Bildungsbeitrag
Was ist ein Credit Spread?
Credit Spreads sind ein wichtiges Konzept sowohl im Anleiheinvestieren als auch im Optionshandel. Auf dem Anleihemarkt können sie zeigen, wie riskant verschiedene Anleihen sind und Einblicke in die Gesundheit der Wirtschaft geben. Dieser Artikel erklärt, was Credit Spreads sind, wie sie funktionieren und warum sie wichtig sind.
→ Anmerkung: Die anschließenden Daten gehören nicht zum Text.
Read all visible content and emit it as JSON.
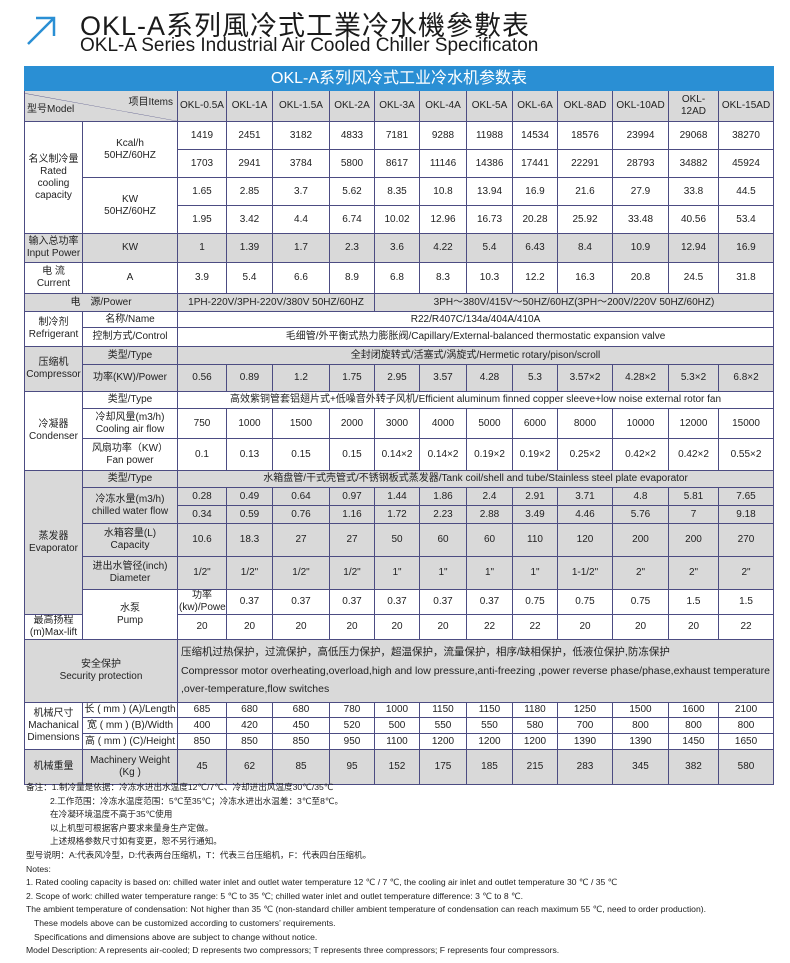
{
  "title_cn": "OKL-A系列風冷式工業冷水機參數表",
  "title_en": "OKL-A Series Industrial Air Cooled Chiller Specificaton",
  "accent": "#2a8fd4",
  "table": {
    "title": "OKL-A系列风冷式工业冷水机参数表",
    "header": {
      "model_label": "型号Model",
      "items_label": "项目Items",
      "models": [
        "OKL-0.5A",
        "OKL-1A",
        "OKL-1.5A",
        "OKL-2A",
        "OKL-3A",
        "OKL-4A",
        "OKL-5A",
        "OKL-6A",
        "OKL-8AD",
        "OKL-10AD",
        "OKL-12AD",
        "OKL-15AD"
      ]
    },
    "cooling": {
      "label_cn": "名义制冷量",
      "label_en": "Rated cooling capacity",
      "kcal_unit": "Kcal/h",
      "kcal_hz": "50HZ/60HZ",
      "kcal_50": [
        "1419",
        "2451",
        "3182",
        "4833",
        "7181",
        "9288",
        "11988",
        "14534",
        "18576",
        "23994",
        "29068",
        "38270"
      ],
      "kcal_60": [
        "1703",
        "2941",
        "3784",
        "5800",
        "8617",
        "11146",
        "14386",
        "17441",
        "22291",
        "28793",
        "34882",
        "45924"
      ],
      "kw_unit": "KW",
      "kw_hz": "50HZ/60HZ",
      "kw_50": [
        "1.65",
        "2.85",
        "3.7",
        "5.62",
        "8.35",
        "10.8",
        "13.94",
        "16.9",
        "21.6",
        "27.9",
        "33.8",
        "44.5"
      ],
      "kw_60": [
        "1.95",
        "3.42",
        "4.4",
        "6.74",
        "10.02",
        "12.96",
        "16.73",
        "20.28",
        "25.92",
        "33.48",
        "40.56",
        "53.4"
      ]
    },
    "input_power": {
      "label_cn": "输入总功率",
      "label_en": "Input Power",
      "unit": "KW",
      "values": [
        "1",
        "1.39",
        "1.7",
        "2.3",
        "3.6",
        "4.22",
        "5.4",
        "6.43",
        "8.4",
        "10.9",
        "12.94",
        "16.9"
      ]
    },
    "current": {
      "label_cn": "电 流",
      "label_en": "Current",
      "unit": "A",
      "values": [
        "3.9",
        "5.4",
        "6.6",
        "8.9",
        "6.8",
        "8.3",
        "10.3",
        "12.2",
        "16.3",
        "20.8",
        "24.5",
        "31.8"
      ]
    },
    "power_supply": {
      "label": "电　源/Power",
      "value_small": "1PH-220V/3PH-220V/380V 50HZ/60HZ",
      "value_large": "3PH～380V/415V～50HZ/60HZ(3PH～200V/220V  50HZ/60HZ)"
    },
    "refrigerant": {
      "label_cn": "制冷剂",
      "label_en": "Refrigerant",
      "name_label": "名称/Name",
      "name_value": "R22/R407C/134a/404A/410A",
      "control_label": "控制方式/Control",
      "control_value": "毛细管/外平衡式热力膨胀阀/Capillary/External-balanced thermostatic expansion valve"
    },
    "compressor": {
      "label_cn": "压缩机",
      "label_en": "Compressor",
      "type_label": "类型/Type",
      "type_value": "全封闭旋转式/活塞式/涡旋式/Hermetic rotary/pison/scroll",
      "power_label": "功率(KW)/Power",
      "power_values": [
        "0.56",
        "0.89",
        "1.2",
        "1.75",
        "2.95",
        "3.57",
        "4.28",
        "5.3",
        "3.57×2",
        "4.28×2",
        "5.3×2",
        "6.8×2"
      ]
    },
    "condenser": {
      "label_cn": "冷凝器",
      "label_en": "Condenser",
      "type_label": "类型/Type",
      "type_value": "高效紫铜管套铝翅片式+低噪音外转子风机/Efficient aluminum finned copper sleeve+low noise external rotor fan",
      "airflow_label_cn": "冷却风量(m3/h)",
      "airflow_label_en": "Cooling air flow",
      "airflow_values": [
        "750",
        "1000",
        "1500",
        "2000",
        "3000",
        "4000",
        "5000",
        "6000",
        "8000",
        "10000",
        "12000",
        "15000"
      ],
      "fan_label_cn": "风扇功率（KW）",
      "fan_label_en": "Fan power",
      "fan_values": [
        "0.1",
        "0.13",
        "0.15",
        "0.15",
        "0.14×2",
        "0.14×2",
        "0.19×2",
        "0.19×2",
        "0.25×2",
        "0.42×2",
        "0.42×2",
        "0.55×2"
      ]
    },
    "evaporator": {
      "label_cn": "蒸发器",
      "label_en": "Evaporator",
      "type_label": "类型/Type",
      "type_value": "水箱盘管/干式壳管式/不锈钢板式蒸发器/Tank coil/shell and tube/Stainless steel plate evaporator",
      "flow_label_cn": "冷冻水量(m3/h)",
      "flow_label_en": "chilled water flow",
      "flow_50": [
        "0.28",
        "0.49",
        "0.64",
        "0.97",
        "1.44",
        "1.86",
        "2.4",
        "2.91",
        "3.71",
        "4.8",
        "5.81",
        "7.65"
      ],
      "flow_60": [
        "0.34",
        "0.59",
        "0.76",
        "1.16",
        "1.72",
        "2.23",
        "2.88",
        "3.49",
        "4.46",
        "5.76",
        "7",
        "9.18"
      ],
      "capacity_label_cn": "水箱容量(L)",
      "capacity_label_en": "Capacity",
      "capacity_values": [
        "10.6",
        "18.3",
        "27",
        "27",
        "50",
        "60",
        "60",
        "110",
        "120",
        "200",
        "200",
        "270"
      ],
      "diameter_label_cn": "进出水管径(inch)",
      "diameter_label_en": "Diameter",
      "diameter_values": [
        "1/2\"",
        "1/2\"",
        "1/2\"",
        "1/2\"",
        "1\"",
        "1\"",
        "1\"",
        "1\"",
        "1-1/2\"",
        "2\"",
        "2\"",
        "2\""
      ]
    },
    "pump": {
      "label_cn": "水泵",
      "label_en": "Pump",
      "power_label": "功率(kw)/Power",
      "power_values": [
        "0.37",
        "0.37",
        "0.37",
        "0.37",
        "0.37",
        "0.37",
        "0.75",
        "0.75",
        "0.75",
        "1.5",
        "1.5",
        "2.2"
      ],
      "lift_label": "最高扬程(m)Max-lift",
      "lift_values": [
        "20",
        "20",
        "20",
        "20",
        "20",
        "20",
        "22",
        "22",
        "20",
        "20",
        "20",
        "22"
      ]
    },
    "protection": {
      "label_cn": "安全保护",
      "label_en": "Security protection",
      "text_cn": "压缩机过热保护，过流保护，高低压力保护，超温保护，流量保护，相序/缺相保护，低液位保护,防冻保护",
      "text_en": "Compressor motor overheating,overload,high and low pressure,anti-freezing ,power reverse phase/phase,exhaust temperature ,over-temperature,flow switches"
    },
    "dimensions": {
      "label_cn": "机械尺寸",
      "label_en1": "Machanical",
      "label_en2": "Dimensions",
      "length_label": "长 ( mm ) (A)/Length",
      "length": [
        "685",
        "680",
        "680",
        "780",
        "1000",
        "1150",
        "1150",
        "1180",
        "1250",
        "1500",
        "1600",
        "2100"
      ],
      "width_label": "宽 ( mm ) (B)/Width",
      "width": [
        "400",
        "420",
        "450",
        "520",
        "500",
        "550",
        "550",
        "580",
        "700",
        "800",
        "800",
        "800"
      ],
      "height_label": "高 ( mm ) (C)/Height",
      "height": [
        "850",
        "850",
        "850",
        "950",
        "1100",
        "1200",
        "1200",
        "1200",
        "1390",
        "1390",
        "1450",
        "1650"
      ]
    },
    "weight": {
      "label_cn": "机械重量",
      "label_en1": "Machinery Weight",
      "label_en2": "(Kg )",
      "values": [
        "45",
        "62",
        "85",
        "95",
        "152",
        "175",
        "185",
        "215",
        "283",
        "345",
        "382",
        "580"
      ]
    }
  },
  "notes": {
    "cn": [
      "备注：1.制冷量是依据：冷冻水进出水温度12℃/7℃、冷却进出风温度30℃/35℃",
      "2.工作范围：冷冻水温度范围：5℃至35℃；冷冻水进出水温差：3℃至8℃。",
      "在冷凝环境温度不高于35℃使用",
      "以上机型可根据客户要求来量身生产定做。",
      "上述规格参数尺寸如有变更，恕不另行通知。",
      "型号说明：A:代表风冷型，D:代表两台压缩机，T：代表三台压缩机，F：代表四台压缩机。"
    ],
    "en": [
      "Notes:",
      "1. Rated cooling capacity is based on: chilled water inlet and outlet water temperature 12 ℃ / 7 ℃, the cooling air inlet and outlet temperature 30 ℃ / 35 ℃",
      "2. Scope of work: chilled water temperature range: 5 ℃ to 35 ℃; chilled water inlet and outlet temperature difference: 3 ℃ to 8 ℃.",
      "The ambient temperature of condensation: Not higher than 35 ℃ (non-standard chiller ambient temperature of condensation can reach maximum 55 ℃, need to order production).",
      "These models above can be customized according to customers’  requirements.",
      "Specifications and dimensions above are subject to change without notice.",
      "Model Description: A represents air-cooled; D represents two compressors; T represents three compressors; F represents four compressors."
    ]
  }
}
Zunächst werden wir Credit Spreads im Kontext von Anleihen diskutieren und dann kurz das Konzept im Optionshandel erkunden.
Was sind Credit Spreads?
Ein Credit Spread ist der Unterschied in den Renditen zwischen zwei Darlehen oder Anleihen, die zur gleichen Zeit zurückgezahlt werden, aber unterschiedliche Bonitätsbewertungen (Risikostufen) haben.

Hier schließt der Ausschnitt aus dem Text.